# Entscheidungshilfe für Brandungsruten



## Guppyfreund (21. Oktober 2007)

Da dies mein erster Post ist sage ich erstmal hallo! #h

Mein Name ist Sven, ich wohne im Norden Schleswig Holsteins und bin dem Brandungs- und Meerforellenangeln verfallen 

Bisher habe ich mit 30€ Billigruten gefischt und möchte weil ich doch öfters los bin eine bessere Ausrüstung.

Da ich noch Schüler bin denke ich so an die 100€ Klasse...

Ich kann mich nicht zwischen einer Shimano Beast Master 425 BX und einer Cormoran Seacor Surfmaster entscheiden, ich könnte beide für jeweils 80€ bekommen.

Gibt es hier jemanden der beide Ruten schonmal in der Hand hatte? Im Forum hier findet man für beide nur positive Kritik. Ich konnte sie bisher leider nur online betrachten...

Falls es euch weiterhilft, ich bin 1,86m groß und habe ziemlich viel Wurferfahrung.


----------



## boot (21. Oktober 2007)

*AW: Entscheidungshilfe für Brandungsruten*



Guppyfreund schrieb:


> Da dies mein erster Post ist sage ich erstmal hallo! #h
> 
> Mein Name ist Sven, ich wohne im Norden Schleswig Holsteins und bin dem Brandungs- und Meerforellenangeln verfallen
> 
> ...


Hallo ich habe zwar nicht beide Ruten aber die Cormoran Seacor habe ich die Rute ist finde ich gut.Die Rute ist nicht zu schwer und auch nicht zu hart und bei deiner Größe von 1,86 ist sie ok.lg#h


----------



## dorschiie (21. Oktober 2007)

*AW: Entscheidungshilfe für Brandungsruten*

ich sehe da kein problem.
wenn du deinen dealer(tackle)gut kennst frag ihn doch einfach ob du mal mit der ruten werfen darfst.
und dann siehst du welsche dir liegt.#h


----------



## Guppyfreund (22. Oktober 2007)

*AW: Entscheidungshilfe für Brandungsruten*

Ich müsste entweder online bestellen oder 100km fahren (Kaki), deswegen frage ich ja hier ob die schonmal jemand verglichen hat...
Hier oben gibts die beiden bei keinem meiner Dealer :c


----------



## MFT-Chris (22. Oktober 2007)

*AW: Entscheidungshilfe für Brandungsruten*



Guppyfreund schrieb:


> Ich müsste entweder online bestellen oder 100km fahren (Kaki), deswegen frage ich ja hier ob die schonmal jemand verglichen hat...
> Hier oben gibts die beiden bei keinem meiner Dealer :c


 
Ich hab mir die Shimano auch gerade bei MoritzKK gekauft und bin damit vollstens zufrieden, bin allerdings Brandungsneuling und hab noch nicht ganz soviel erfahrung, allerdings ist der Preis unschlagbar #6, guck doch mal ob Du die beim Händler ums Eck, nicht wenigstens mal in die Hand nehmen kannst 

Gruß Chris


----------



## Tomverl (22. Oktober 2007)

*AW: Entscheidungshilfe für Brandungsruten*

Hallo erstmal,
Auch ich werde mir bald zwei neue Ruten zulegen und hoffe auf ein par Tips von euch.

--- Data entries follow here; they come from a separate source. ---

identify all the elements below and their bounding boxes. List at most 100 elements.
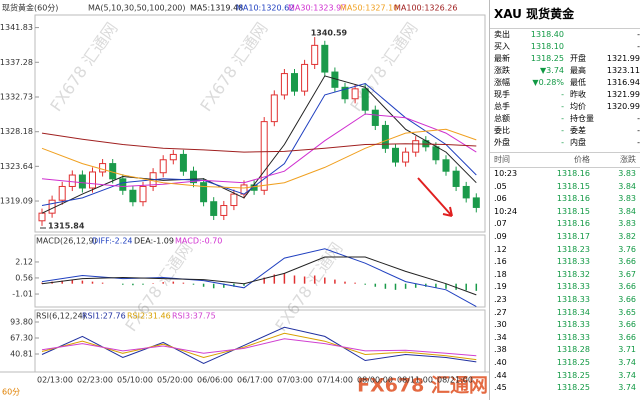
x-tick-label: 07/03:00 (277, 376, 313, 385)
price-frame (34, 14, 486, 233)
y-tick-label: 0.56 (15, 273, 33, 282)
y-tick-label: 1319.09 (0, 197, 33, 206)
tick-row: .16 1318.33 3.66 (490, 256, 640, 269)
candle-body (260, 121, 268, 191)
candle-body (38, 212, 46, 222)
tick-cell: 1318.23 (556, 244, 590, 254)
x-tick-label: 02/23:00 (77, 376, 113, 385)
candle-body (230, 193, 238, 207)
candle-body (99, 163, 107, 173)
quote-rows: 卖出 1318.40 - 买入 1318.10 - 最新 1318.25 开盘 1321.99 涨跌… (490, 29, 640, 149)
tick-cell: 3.83 (618, 219, 636, 229)
quote-cell: 卖出 (494, 30, 510, 39)
watermark: FX678 汇通网 (271, 239, 346, 335)
y-tick-label: 93.80 (10, 317, 33, 326)
quote-row: 总手 - 均价 1320.99 (490, 101, 640, 113)
line (41, 338, 477, 357)
legend: DEA:-1.09 (134, 237, 174, 246)
candle-body (200, 182, 208, 203)
line (41, 326, 477, 365)
quote-cell: 持仓量 (570, 114, 594, 123)
quote-cell: 委比 (494, 126, 510, 135)
candle-body (392, 147, 399, 163)
tick-row: 10:23 1318.16 3.83 (490, 168, 640, 181)
high-label: 1340.59 (311, 29, 348, 38)
line (41, 332, 477, 361)
quote-cell: 最新 (494, 54, 510, 63)
quote-cell: 涨跌 (494, 66, 510, 75)
chart: 现货黄金(60分) MA(5,10,30,50,100,200) MACD(26… (0, 3, 489, 397)
quote-cell: 开盘 (570, 54, 586, 63)
candle-body (291, 73, 298, 92)
quote-cell: 1321.99 (606, 54, 640, 63)
y-tick-label: 1328.18 (0, 127, 33, 136)
y-tick-label: 40.81 (10, 349, 33, 358)
tick-cell: .18 (494, 269, 507, 279)
low-label: 1315.84 (48, 221, 85, 230)
legend: RSI2:31.46 (127, 312, 171, 321)
x-tick-label: 08/21:00 (437, 376, 473, 385)
ma-params: MA(5,10,30,50,100,200) (88, 4, 186, 13)
quote-cell: - (637, 42, 640, 51)
x-tick-label: 06/17:00 (237, 376, 273, 385)
candle-body (169, 153, 177, 161)
tick-cell: 3.82 (618, 231, 636, 241)
quote-row: 外盘 - 内盘 - (490, 137, 640, 149)
x-tick-label: 05/20:00 (157, 376, 193, 385)
quote-cell: 总手 (494, 102, 510, 111)
tick-cell: .12 (494, 244, 507, 254)
legend: MA10:1320.62 (236, 4, 294, 13)
tick-row: .06 1318.16 3.83 (490, 193, 640, 206)
candle-body (68, 174, 76, 187)
period[interactable]: 60分 (2, 388, 20, 397)
tick-cell: .06 (494, 194, 507, 204)
quote-cell: ▼0.28% (532, 78, 564, 87)
candle-body (159, 159, 167, 174)
tick-cell: .34 (494, 332, 507, 342)
candle-body (190, 170, 197, 184)
tick-cell: 1318.15 (556, 206, 590, 216)
x-tick-label: 08/11:00 (397, 376, 433, 385)
candle-body (119, 178, 127, 191)
red-arrow (417, 177, 453, 217)
tick-cell: 10:24 (494, 206, 518, 216)
macd-frame (34, 234, 486, 308)
candle-body (89, 171, 96, 189)
quote-cell: 买入 (494, 42, 510, 51)
tick-row: .19 1318.33 3.66 (490, 281, 640, 294)
quote-row: 买入 1318.10 - (490, 41, 640, 53)
tick-cell: 3.65 (618, 307, 636, 317)
quote-cell: 1320.99 (606, 102, 640, 111)
legend: MACD:-0.70 (175, 237, 222, 246)
tick-cell: 3.76 (618, 244, 636, 254)
candle-body (452, 170, 460, 187)
tick-row: .27 1318.34 3.65 (490, 307, 640, 320)
candle-body (361, 88, 369, 111)
tick-cell: .40 (494, 357, 507, 367)
tick-cell: 1318.28 (556, 345, 590, 355)
quote-row: 委比 - 委差 - (490, 125, 640, 137)
tick-cell: 1318.16 (556, 169, 590, 178)
tick-row: .34 1318.33 3.66 (490, 332, 640, 345)
tick-cell: 3.74 (618, 383, 636, 393)
line (41, 113, 477, 188)
x-tick-label: 02/13:00 (37, 376, 73, 385)
candle-body (462, 185, 470, 199)
x-tick-label: 08/00:00 (357, 376, 393, 385)
tick-cell: 1318.34 (556, 307, 590, 317)
quote-gap (564, 29, 604, 41)
quote-row: 涨幅 ▼0.28% 最低 1316.94 (490, 77, 640, 89)
quote-row: 卖出 1318.40 - (490, 29, 640, 41)
tick-cell: 1318.33 (556, 320, 590, 330)
line (41, 75, 477, 214)
tick-row: .07 1318.16 3.83 (490, 218, 640, 231)
quote-gap (564, 41, 604, 53)
candle-body (402, 151, 410, 163)
candle-body (412, 140, 420, 153)
tick-cell: 3.74 (618, 370, 636, 380)
watermark: FX678 汇通网 (196, 19, 271, 115)
ticks-rows: 10:23 1318.16 3.83 .05 1318.15 3.84 .06 1318.16… (490, 168, 640, 395)
ticks-header-cell: 价格 (574, 155, 590, 164)
quote-cell: 最高 (570, 66, 586, 75)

Es sollen entweder die Shimano AntaresSurf XT250 oer die Speedmaster Surf werden.

Bei der Speedmaster gfällt mir die verstellmöglichkeit des Rollenhalters,
die Antares hat das anscheinend nicht

vieleicht hat ja einer von euch Erfahungen mit dieen Ruten

Gruß Tomverl


----------



## Marcel1409 (23. Oktober 2007)

*AW: Entscheidungshilfe für Brandungsruten*



Tomverl schrieb:


> Es sollen entweder die Shimano *AntaresSurf XT250 *oer die Speedmaster Surf werden.



Was`n das fürn Knüppel?! Hast `n Link?!

edit: Habs gefunden... Was willst du denn mit `nem Tele-Knüppel für die Brandung?!


----------



## degl (23. Oktober 2007)

*AW: Entscheidungshilfe für Brandungsruten*

@Guppyfreund

geh mal davon aus,das die Shimano Beastmaster etwas mehr "Härte und Rückrad" als die Cormoran hat(ist doch die Silberne ?) ....habe beide mal probegeworfen...............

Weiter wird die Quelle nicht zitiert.